15 July, 2008 2:16 PM

Newsletter No. 970
News-Analysis
April 8, 2008

 

The following newsletter has been contributed by Elena N. Shadrina (Shingetsu Member No. 102). Shadrina is based at Niigata University.


MUSLIMS AND ISUZU IN RUSSIAN TATARSTAN

This current newsletter covers the theme of Japan’s economic cooperation with a Russian Muslim region for the first time. The newsletter opens with a brief description of Russian regions with the highest ratios of Muslim population, which is followed by a description of the economic structure of the Republic of Tatarstan, the subject of this newsletter. As will be seen, Tatarstan has a rather developed automobile sector. Japanese automakers’ interest in implementing joint projects in this republic is thus natural. Given the bright prospects for Russian automobile market expansion, initiatives of this sort can be expected to continue.

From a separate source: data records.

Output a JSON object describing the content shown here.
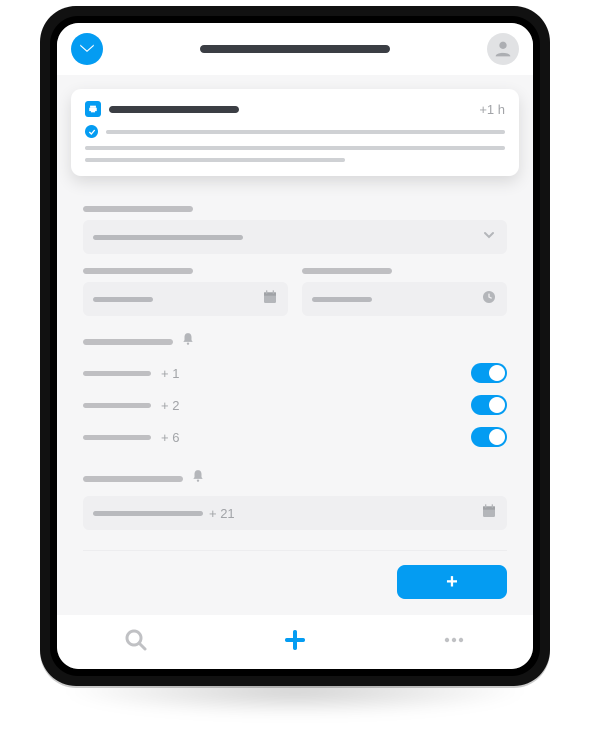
{
  "colors": {
    "brand": "#049CF2",
    "muted": "#bfbfc2",
    "field_bg": "#efeff1"
  },
  "topbar": {
    "logo_icon": "envelope-down-icon",
    "title_placeholder": true,
    "avatar_icon": "user-avatar-icon"
  },
  "card": {
    "icon": "printer-icon",
    "title_placeholder": true,
    "time_offset": "+1 h",
    "check_icon": "checkmark-icon",
    "body_lines": 3
  },
  "form": {
    "section1_label_placeholder": true,
    "dropdown": {
      "value_placeholder": true,
      "expand_icon": "chevron-down-icon"
    },
    "date_field": {
      "label_placeholder": true,
      "value_placeholder": true,
      "icon": "calendar-icon"
    },
    "time_field": {
      "label_placeholder": true,
      "value_placeholder": true,
      "icon": "clock-icon"
    },
    "reminders_header": {
      "label_placeholder": true,
      "icon": "bell-icon"
    },
    "reminder_options": [
      {
        "label_placeholder": true,
        "suffix": "+ 1",
        "enabled": true
      },
      {
        "label_placeholder": true,
        "suffix": "+ 2",
        "enabled": true
      },
      {
        "label_placeholder": true,
        "suffix": "+ 6",
        "enabled": true
      }
    ],
    "schedule_header": {
      "label_placeholder": true,
      "icon": "bell-icon"
    },
    "schedule_field": {
      "value_placeholder": true,
      "suffix": "+ 21",
      "icon": "calendar-icon"
    },
    "save_button": {
      "icon": "plus-icon",
      "label": "+"
    }
  },
  "bottomnav": {
    "items": [
      {
        "name": "search",
        "icon": "search-icon",
        "primary": false
      },
      {
        "name": "add",
        "icon": "plus-icon",
        "primary": true
      },
      {
        "name": "more",
        "icon": "more-icon",
        "primary": false
      }
    ]
  }
}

Geographical Distribution of Muslims within Russia

Russia now has some twenty million Muslims. That makes Islam Russia's second most-popular religion after Russian Orthodoxy.

According to Radio Free Europe, Russia's Muslims are located mainly in the north Caucasus and in the mid-Volga region, especially in the republics of Bashkortostan, Tatarstan, Chuvashia, Chechnya, Dagestan, Ingushetia, Kabardino-Balkaria, and Karachaevo-Cherkessia. Thriving local communities can also be found in Moscow, St. Petersburg, Ulyanovsk, Samara, Nizhnii Novgorod, Perm, as well as the Moscow and Leningrad oblasts.

Almost all Russian Muslims belong to the Sunni branch of Islam, but there are small pockets of Shiites in the north Caucasus, including the Lezgins and Dargins. A few other ethnic groups, such as the Chechens, practice Sufism.

The leadership of the Muslim community was originally divided along territorial lines. When the Soviet Union broke up, the Russian Federation inherited two spiritual directorates, or muftiates. One administered the activities of Islamic groups in the north Caucasus and the Transcaucasus, while the other oversaw the Islamic communities in European Russia and Siberia. Challenges to this system emerged, and in 1992 Tatarstan and Bashkortostan withdrew their recognition from the muftiate for European Russia and Siberia and created their own independent muftiate.


Tatarstan’s Economy at a Glance

According to the republic’s official website, Tatarstan is one of the most economically developed Russian regions. The republic is located in the center of the largest industrial region of the Russian Federation, at the intersection of most important transportation networks connecting the country.

The Republic of Tatarstan boasts wealthy natural resources and a diversified industry. Fuel and petrochemical industries determine the republic's profile (production of crude oil, synthetic rubber, tires, polyethylene, and a wide range of petroleum products). There are also large engineering enterprises that produce helicopters, aircraft and aircraft engines, heavy trucks and small cars, compressors and oil-gas pumping equipment, and hi-tech electronic and radio devices.

Tatarstan produces approximately 32 million tons of crude oil per year. Locally-produced KAMAZ trucks held 52% of the Russian market as of 2007. Tatarstan also produces about 24% of Russian tractors. Its petrochemical sector produces about a third of all Russian polyethylene, synthetic rubber, and automobile tires.


Tatarstan-Japan Project in the Automobile Sector

With that preface, perhaps the following story will then be more comprehensible.

According to the Russian media, a Russian-Japanese joint enterprise for the production of trucks, Severstal-Isuzu, will be commissioned in Tatarstan on April 13th. Prime Minister of Tatarstan Rustam Minnikhanov will take part in the commissioning ceremony.

The production of medium trucks will form the heart of the new enterprise. When completed, the plant will produce about 25,000 trucks a year.

Two Japanese companies will be partners in the venture as follows

66% -- Severstal (Russia)
29% -- Isuzu (Japan)
5% -- Sojitz (Japan)

This is the first Russian-Japanese auto partnership of its kind.